One day last August, Paul Sharp woke in his room on the Borgsten Dolphin oil rig. He had been on the night shift, then slept for five or six hours, so it was getting on for midday. He showered, dressed, then, after lunch in the canteen, packed his bags and took them up to heli admin to be weighed. Sharp has been a scaffolder on the rigs for nearly 23 years, working two-week blocks of 12-hour shifts, often in brutal weather: horizontal snow, screaming wind, icicles as tall as a room and waves that lapped at 75ft-high platforms. He commutes from East Hull, where he was born and now lives with his wife and daughter in a neat, low house facing a church and a main road.

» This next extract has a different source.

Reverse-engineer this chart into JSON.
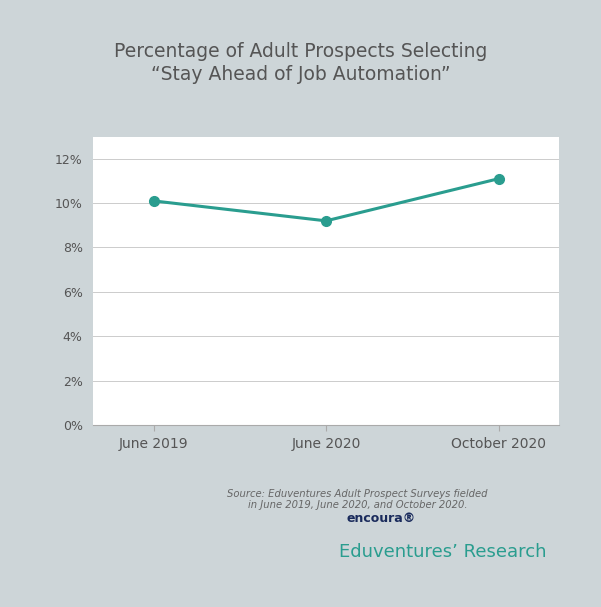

The flight was running late, so Sharp went back downstairs to watch TV. When the call finally came, he returned to heli admin, a small room for a large and diverse bunch: the crew, plus 18 passengers, 17 men and one woman, working as safety officers, electricians, caterers, welders; old hands like Sharp, and those for whom the whole thing was still new, such as James Nugent, who had also just come off a night shift and was on only his second trip offshore. Nugent is a tall, well-built South African, weathered and emotionally open. After a career in the film industry and running a B&B, he became a rope access instructor, specialising in work at heights or in confined spaces. We talk in a restaurant perched on a point of land just outside Newquay in Cornwall, where he lives.